The benchmarks suggest that the tagged type-inspired Option
implementation yields qualitative performance improvements over the Scala Option
implementation. If you are faced with a performance issue and profiling reveals the Scala Option
to be the bottleneck, it may make sense to explore this alternative implementation. While the performance improves, realize that a tradeoff exists. When using the alternative implementation, you lose the ability to pattern match. This seems like a small price to pay because you are able to instead use the fold operation. The higher price to pay is integration with the standard library and third-party libraries. If your critical path code interacts heavily with the Scala standard library or a third-party library, you will be forced to rewrite significant chunks of code to use the alternative Option
implementation. In this scenario, if you are under time pressure, it may make sense to reconsider whether or not modeling parts of the domain with null
is sensible. If your critical path code avoids significant interaction with the Scala standard library or third-party libraries, then using the alternative Option
implementation might be an easier decision.

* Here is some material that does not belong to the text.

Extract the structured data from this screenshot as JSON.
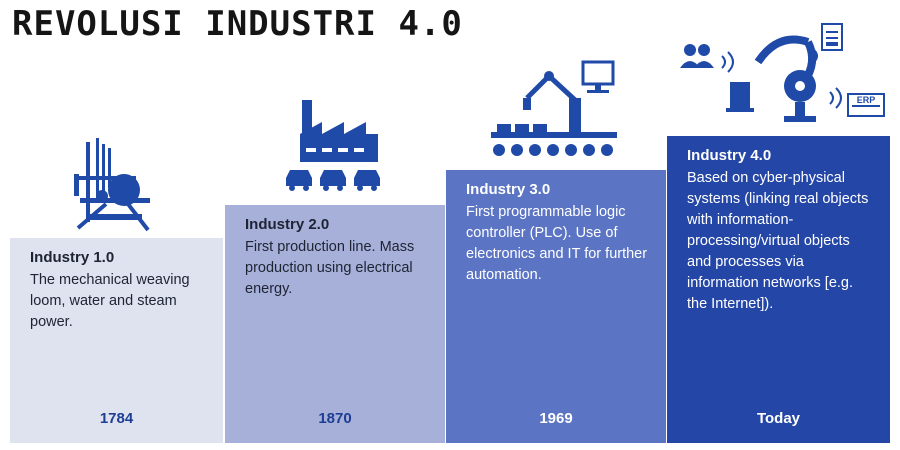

Our case study is inspired by a novel approach Alexandre Bertails explores in his blog post at https://bertails.org/2015/02/15/abstract-algebraic-data-type/. He solves the same performance issues that we addressed by defining an approach that he refers to as abstract algebraic data types. Both approaches rely on using type constraints to model Option
without instance allocation. By abstracting over the Option
algebraic data type and its operations, he is able to devise an implementation free of allocations and boxing. We encourage you to explore this approach because it is another great example of how to achieve safety while still providing excellent performance.